Google's data-center and software investments
- Google and Texas - Google will invest $40 billion to build three new data centers in Texas through 2027, including facilities in Armstrong County and Haskell County, alongside continued investment in its existing Midlothian campus and Dallas cloud region.
- Google and Windsurf - Google hired several key employees from AI code-generation startup Windsurf and will pay $2.4 billion in license fees under a non-exclusive agreement to use certain Windsurf technologies.
Other notable infrastructure and chip deals
- Nebius Group and Microsoft - Nebius Group will provide Microsoft with GPU infrastructure capacity under a deal valued at $17.4 billion over five years.
- Intel and SoftBank Group - SoftBank Group is injecting $2 billion of capital into Intel, a move that makes the Japanese investor one of Intel’s top-10 shareholders.
- Tesla and Samsung - Tesla signed a $16.5 billion agreement with Samsung Electronics to source chips, with Tesla’s CEO stating the South Korean firm’s new Texas factory will produce Tesla’s forthcoming AI6 chip.
- Amazon and Anthropic - Amazon invested $4 billion in Anthropic, effectively doubling its prior investment in the company behind the Claude chatbot.
- SoftBank and DigitalBridge - SoftBank Group will acquire digital infrastructure investor DigitalBridge Group in a transaction valued at $4 billion.
What these deals collectively indicate
The agreements reported above span raw silicon supply, custom processor development, long-term cloud compute purchase commitments and data-center construction. They highlight two clear themes: first, that AI developers and platform companies are seeking long-term capacity and preferential supply arrangements for compute; and second, that chip vendors and data-center owners are embedding themselves into AI ecosystems through both commercial contracts and equity or asset transactions.

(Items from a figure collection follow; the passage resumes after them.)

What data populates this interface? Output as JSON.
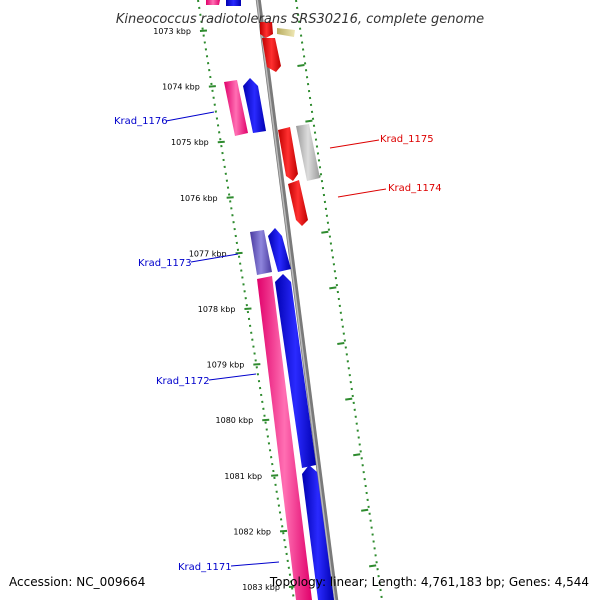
{
  "title": "Kineococcus radiotolerans SRS30216, complete genome",
  "accession": "Accession: NC_009664",
  "topology": "Topology: linear; Length: 4,761,183 bp; Genes: 4,544",
  "colors": {
    "dot_scale": "#2e8b2e",
    "axis": "#888888",
    "forward_label": "#0000cc",
    "reverse_label": "#dd0000",
    "forward_gene": "#0000ee",
    "forward_cds": "#ff2a8a",
    "reverse_gene": "#ee0000",
    "reverse_cds": "#b3b3b3"
  },
  "ticks": [
    {
      "label": "1073 kbp"
    },
    {
      "label": "1074 kbp"
    },
    {
      "label": "1075 kbp"
    },
    {
      "label": "1076 kbp"
    },
    {
      "label": "1077 kbp"
    },
    {
      "label": "1078 kbp"
    },
    {
      "label": "1079 kbp"
    },
    {
      "label": "1080 kbp"
    },
    {
      "label": "1081 kbp"
    },
    {
      "label": "1082 kbp"
    },
    {
      "label": "1083 kbp"
    }
  ],
  "genes": [
    {
      "label": "Krad_1176",
      "strand": "forward"
    },
    {
      "label": "Krad_1175",
      "strand": "reverse"
    },
    {
      "label": "Krad_1174",
      "strand": "reverse"
    },
    {
      "label": "Krad_1173",
      "strand": "forward"
    },
    {
      "label": "Krad_1172",
      "strand": "forward"
    },
    {
      "label": "Krad_1171",
      "strand": "forward"
    }
  ]
}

While the financial scope of these arrangements varies - from single-digit billion-dollar deals to commitments measured in the hundreds of billions - the common thread is multi-year planning and a push to secure scale, whether through capital investments, licensing or long-term purchase agreements.
Several agreements include equity options or investment components, effectively aligning suppliers and buyers through ownership stakes as well as commercial terms. Other arrangements lock in large volumes of capacity over multi-year horizons, reflecting the projected ongoing compute needs of advanced AI model training and deployment.